Since one of our target demographics is seniors and baby boomers, Physiquality sometimes focuses on the softer side of fitness and wellness. My boss had found an article by a member and physical therapist on the benefits of gardening, and I agreed that it would be a great topic for our site.

While I’m not one to garden (my allergies to flowers and bee stings, along with my sensitivity to sun and heat, tend to preclude it), I do agree that it’s a great and practical way to stay healthy. I’m sure by the time we’ve settled into our new home and early spring hits, my husband will be earning these benefits many times over by planting roses and preparing the sod for summer.

The benefits of gardening

Summer is ending, and the end of extreme heat means it’s a great time to plant fall vegetables like broccoli and leafy greens, as well as fall flowers. Why plant your garden? Beyond the nutritional (and economical) benefits of growing your own fresh vegetables, you should remember that there are lots of health benefits that come with gardening as well.

The most obvious perks are physical; Joyce Klee, a physical therapist and co-owner at Physiquality member Clinton Physical Therapy Center in Tennessee, notes that “many of the movements in gardening — squatting, pulling, digging and lifting — keep muscles strong and toned. And required positions, like sitting while flexed forward, will help stretch tight muscles, making them more flexible.” You’ll also be burning about 250 calories per hour, the equivalent of ½ a Big Mac or 3½ glasses of wine.

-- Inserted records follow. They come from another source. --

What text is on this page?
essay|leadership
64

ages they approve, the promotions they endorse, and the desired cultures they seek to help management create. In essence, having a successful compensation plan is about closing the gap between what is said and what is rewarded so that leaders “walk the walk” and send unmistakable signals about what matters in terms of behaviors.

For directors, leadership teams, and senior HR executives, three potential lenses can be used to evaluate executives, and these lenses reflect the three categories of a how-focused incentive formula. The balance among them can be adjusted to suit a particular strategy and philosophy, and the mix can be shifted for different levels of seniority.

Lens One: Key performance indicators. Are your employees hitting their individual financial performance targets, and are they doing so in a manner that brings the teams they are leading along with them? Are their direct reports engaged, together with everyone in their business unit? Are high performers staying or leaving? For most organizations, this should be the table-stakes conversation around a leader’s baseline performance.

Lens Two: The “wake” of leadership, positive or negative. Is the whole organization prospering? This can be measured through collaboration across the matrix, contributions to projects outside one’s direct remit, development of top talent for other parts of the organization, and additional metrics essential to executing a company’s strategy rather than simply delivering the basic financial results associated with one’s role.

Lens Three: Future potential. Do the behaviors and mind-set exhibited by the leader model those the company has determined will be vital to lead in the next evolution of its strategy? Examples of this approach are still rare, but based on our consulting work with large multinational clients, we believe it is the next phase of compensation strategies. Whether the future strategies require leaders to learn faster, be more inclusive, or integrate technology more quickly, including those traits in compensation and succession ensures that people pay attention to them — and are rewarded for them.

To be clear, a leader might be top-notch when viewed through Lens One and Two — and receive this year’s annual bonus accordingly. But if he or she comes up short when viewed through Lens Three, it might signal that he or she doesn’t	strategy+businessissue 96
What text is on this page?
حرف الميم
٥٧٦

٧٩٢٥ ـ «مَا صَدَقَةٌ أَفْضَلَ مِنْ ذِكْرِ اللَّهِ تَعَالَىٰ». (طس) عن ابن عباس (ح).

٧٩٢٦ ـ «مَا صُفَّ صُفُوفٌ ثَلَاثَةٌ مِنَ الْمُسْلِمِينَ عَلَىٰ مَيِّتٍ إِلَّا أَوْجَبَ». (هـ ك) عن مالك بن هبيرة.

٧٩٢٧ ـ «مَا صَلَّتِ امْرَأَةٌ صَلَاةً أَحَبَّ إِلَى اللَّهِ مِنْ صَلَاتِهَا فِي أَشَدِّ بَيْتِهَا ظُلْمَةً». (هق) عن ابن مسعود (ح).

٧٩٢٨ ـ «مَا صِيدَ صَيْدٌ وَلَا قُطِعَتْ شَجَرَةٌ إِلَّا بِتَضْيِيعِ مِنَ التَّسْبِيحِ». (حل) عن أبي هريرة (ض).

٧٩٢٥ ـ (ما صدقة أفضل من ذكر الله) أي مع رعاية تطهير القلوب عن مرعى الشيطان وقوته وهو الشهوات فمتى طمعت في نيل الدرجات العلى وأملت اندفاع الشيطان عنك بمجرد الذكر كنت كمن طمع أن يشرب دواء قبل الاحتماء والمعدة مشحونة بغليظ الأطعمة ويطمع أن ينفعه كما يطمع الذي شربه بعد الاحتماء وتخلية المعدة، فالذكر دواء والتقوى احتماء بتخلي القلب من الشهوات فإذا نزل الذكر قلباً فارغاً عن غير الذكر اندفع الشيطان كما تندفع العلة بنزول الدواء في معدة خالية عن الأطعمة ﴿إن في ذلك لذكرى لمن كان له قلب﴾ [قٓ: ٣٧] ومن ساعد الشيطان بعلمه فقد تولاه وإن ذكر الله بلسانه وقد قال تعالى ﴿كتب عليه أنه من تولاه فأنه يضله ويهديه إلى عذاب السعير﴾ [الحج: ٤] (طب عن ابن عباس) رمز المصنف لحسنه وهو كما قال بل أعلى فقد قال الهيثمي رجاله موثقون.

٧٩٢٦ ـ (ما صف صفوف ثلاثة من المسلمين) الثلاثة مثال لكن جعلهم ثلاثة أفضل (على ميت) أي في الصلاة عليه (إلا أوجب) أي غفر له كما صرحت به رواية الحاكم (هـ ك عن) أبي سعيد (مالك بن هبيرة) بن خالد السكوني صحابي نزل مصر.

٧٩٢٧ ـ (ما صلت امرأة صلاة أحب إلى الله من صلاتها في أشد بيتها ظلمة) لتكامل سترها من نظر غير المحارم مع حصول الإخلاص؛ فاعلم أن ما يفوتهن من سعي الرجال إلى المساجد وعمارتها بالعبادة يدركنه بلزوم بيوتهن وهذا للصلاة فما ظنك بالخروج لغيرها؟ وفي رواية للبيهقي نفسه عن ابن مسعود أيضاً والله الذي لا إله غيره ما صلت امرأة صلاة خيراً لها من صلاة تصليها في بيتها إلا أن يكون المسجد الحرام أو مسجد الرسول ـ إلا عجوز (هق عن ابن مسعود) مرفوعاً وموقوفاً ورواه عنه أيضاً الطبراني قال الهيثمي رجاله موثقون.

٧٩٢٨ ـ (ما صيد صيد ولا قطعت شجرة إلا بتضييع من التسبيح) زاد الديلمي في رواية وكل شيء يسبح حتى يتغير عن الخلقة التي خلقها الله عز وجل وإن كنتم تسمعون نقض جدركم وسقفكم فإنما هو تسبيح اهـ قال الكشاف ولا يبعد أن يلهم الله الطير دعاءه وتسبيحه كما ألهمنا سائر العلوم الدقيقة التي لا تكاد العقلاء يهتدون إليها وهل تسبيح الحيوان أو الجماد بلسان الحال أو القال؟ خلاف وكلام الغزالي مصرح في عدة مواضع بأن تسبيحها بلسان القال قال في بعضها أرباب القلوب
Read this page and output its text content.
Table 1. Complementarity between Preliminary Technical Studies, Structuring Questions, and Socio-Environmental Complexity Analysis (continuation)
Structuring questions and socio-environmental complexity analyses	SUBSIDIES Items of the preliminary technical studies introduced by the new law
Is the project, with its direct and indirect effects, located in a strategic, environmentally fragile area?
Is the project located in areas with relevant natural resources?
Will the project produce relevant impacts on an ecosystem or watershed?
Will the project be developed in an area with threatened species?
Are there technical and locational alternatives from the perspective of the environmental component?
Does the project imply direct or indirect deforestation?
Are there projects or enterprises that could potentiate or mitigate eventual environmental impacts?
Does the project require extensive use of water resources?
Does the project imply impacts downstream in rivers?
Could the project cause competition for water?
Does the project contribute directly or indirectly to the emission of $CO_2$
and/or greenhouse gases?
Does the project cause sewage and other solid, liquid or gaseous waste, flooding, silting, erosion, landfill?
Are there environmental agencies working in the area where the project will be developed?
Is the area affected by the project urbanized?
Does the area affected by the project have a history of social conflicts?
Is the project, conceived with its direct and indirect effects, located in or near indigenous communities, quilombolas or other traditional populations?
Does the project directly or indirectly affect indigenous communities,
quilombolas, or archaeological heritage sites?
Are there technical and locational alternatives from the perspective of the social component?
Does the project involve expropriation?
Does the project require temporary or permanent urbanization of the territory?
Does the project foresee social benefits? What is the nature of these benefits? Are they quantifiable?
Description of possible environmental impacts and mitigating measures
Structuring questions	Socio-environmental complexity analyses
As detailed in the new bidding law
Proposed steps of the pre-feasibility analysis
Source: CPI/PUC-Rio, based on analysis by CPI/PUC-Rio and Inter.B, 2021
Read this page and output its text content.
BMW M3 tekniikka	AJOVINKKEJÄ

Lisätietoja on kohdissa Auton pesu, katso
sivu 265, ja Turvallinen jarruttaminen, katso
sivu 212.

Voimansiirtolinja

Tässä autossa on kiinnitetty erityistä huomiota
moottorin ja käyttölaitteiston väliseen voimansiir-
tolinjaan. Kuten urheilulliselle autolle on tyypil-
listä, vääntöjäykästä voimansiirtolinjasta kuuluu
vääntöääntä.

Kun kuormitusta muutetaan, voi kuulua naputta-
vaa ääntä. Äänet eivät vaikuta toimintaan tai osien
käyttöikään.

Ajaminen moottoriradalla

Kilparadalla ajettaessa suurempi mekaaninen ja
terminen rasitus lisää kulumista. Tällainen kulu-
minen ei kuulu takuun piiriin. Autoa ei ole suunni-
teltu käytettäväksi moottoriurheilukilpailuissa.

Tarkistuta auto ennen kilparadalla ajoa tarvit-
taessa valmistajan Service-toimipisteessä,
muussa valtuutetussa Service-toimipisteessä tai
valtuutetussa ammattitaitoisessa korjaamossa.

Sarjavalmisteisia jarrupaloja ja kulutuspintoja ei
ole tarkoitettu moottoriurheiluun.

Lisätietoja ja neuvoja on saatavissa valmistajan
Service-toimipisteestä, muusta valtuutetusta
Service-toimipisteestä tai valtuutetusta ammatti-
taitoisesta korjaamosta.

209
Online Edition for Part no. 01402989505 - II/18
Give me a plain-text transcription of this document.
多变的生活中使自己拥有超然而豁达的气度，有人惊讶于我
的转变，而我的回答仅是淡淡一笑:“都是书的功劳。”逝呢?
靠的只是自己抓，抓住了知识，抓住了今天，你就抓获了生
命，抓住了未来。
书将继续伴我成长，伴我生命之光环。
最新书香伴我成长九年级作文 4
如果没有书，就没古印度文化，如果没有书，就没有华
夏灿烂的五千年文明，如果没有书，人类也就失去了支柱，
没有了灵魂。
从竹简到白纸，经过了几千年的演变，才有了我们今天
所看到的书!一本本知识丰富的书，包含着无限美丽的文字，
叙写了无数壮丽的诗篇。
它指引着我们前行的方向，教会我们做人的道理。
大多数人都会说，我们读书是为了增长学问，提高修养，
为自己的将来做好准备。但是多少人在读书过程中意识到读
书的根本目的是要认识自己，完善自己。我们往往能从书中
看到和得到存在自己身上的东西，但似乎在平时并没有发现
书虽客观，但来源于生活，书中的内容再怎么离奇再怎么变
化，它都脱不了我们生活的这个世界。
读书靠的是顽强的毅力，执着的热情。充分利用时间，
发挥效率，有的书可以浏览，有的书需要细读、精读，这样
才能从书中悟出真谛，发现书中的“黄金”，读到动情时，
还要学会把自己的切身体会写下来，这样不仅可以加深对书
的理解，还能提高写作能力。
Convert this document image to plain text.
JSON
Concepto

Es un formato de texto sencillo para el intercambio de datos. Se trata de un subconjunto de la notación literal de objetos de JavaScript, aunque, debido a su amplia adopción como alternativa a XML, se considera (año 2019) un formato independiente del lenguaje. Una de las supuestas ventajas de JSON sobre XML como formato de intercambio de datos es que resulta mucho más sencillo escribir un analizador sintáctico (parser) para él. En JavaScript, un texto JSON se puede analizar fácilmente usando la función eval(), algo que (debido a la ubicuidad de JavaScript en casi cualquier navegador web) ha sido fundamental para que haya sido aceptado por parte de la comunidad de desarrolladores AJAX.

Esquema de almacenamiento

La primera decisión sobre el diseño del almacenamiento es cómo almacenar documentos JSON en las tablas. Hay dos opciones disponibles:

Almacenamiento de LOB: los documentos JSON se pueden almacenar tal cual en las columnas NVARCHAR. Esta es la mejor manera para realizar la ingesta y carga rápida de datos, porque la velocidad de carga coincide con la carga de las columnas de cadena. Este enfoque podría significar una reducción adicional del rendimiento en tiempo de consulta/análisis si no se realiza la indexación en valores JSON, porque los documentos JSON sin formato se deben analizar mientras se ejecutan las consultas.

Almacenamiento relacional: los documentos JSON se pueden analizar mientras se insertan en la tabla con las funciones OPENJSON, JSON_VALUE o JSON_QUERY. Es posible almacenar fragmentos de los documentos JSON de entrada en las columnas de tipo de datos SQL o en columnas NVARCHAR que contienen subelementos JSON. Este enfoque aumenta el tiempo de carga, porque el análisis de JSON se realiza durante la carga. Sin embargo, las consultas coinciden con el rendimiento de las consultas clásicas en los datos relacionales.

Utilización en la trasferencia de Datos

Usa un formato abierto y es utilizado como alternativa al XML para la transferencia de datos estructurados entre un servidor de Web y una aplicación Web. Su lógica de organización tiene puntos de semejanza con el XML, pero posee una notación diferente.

That doesn’t even take into account the literal heavy lifting required to garden. Joyce says that “carrying such items as bags of soil, water jugs and other gardening equipment can help make bones stronger by offering a weight-bearing activity.” You should also consider getting a push lawnmower rather than an electric- or gas-powered one; pushing the mower at a moderate pace can give you great cardio training, especially if your yard has hills. And pulling weeds requires squatting, strengthening the hamstrings and quads in your legs.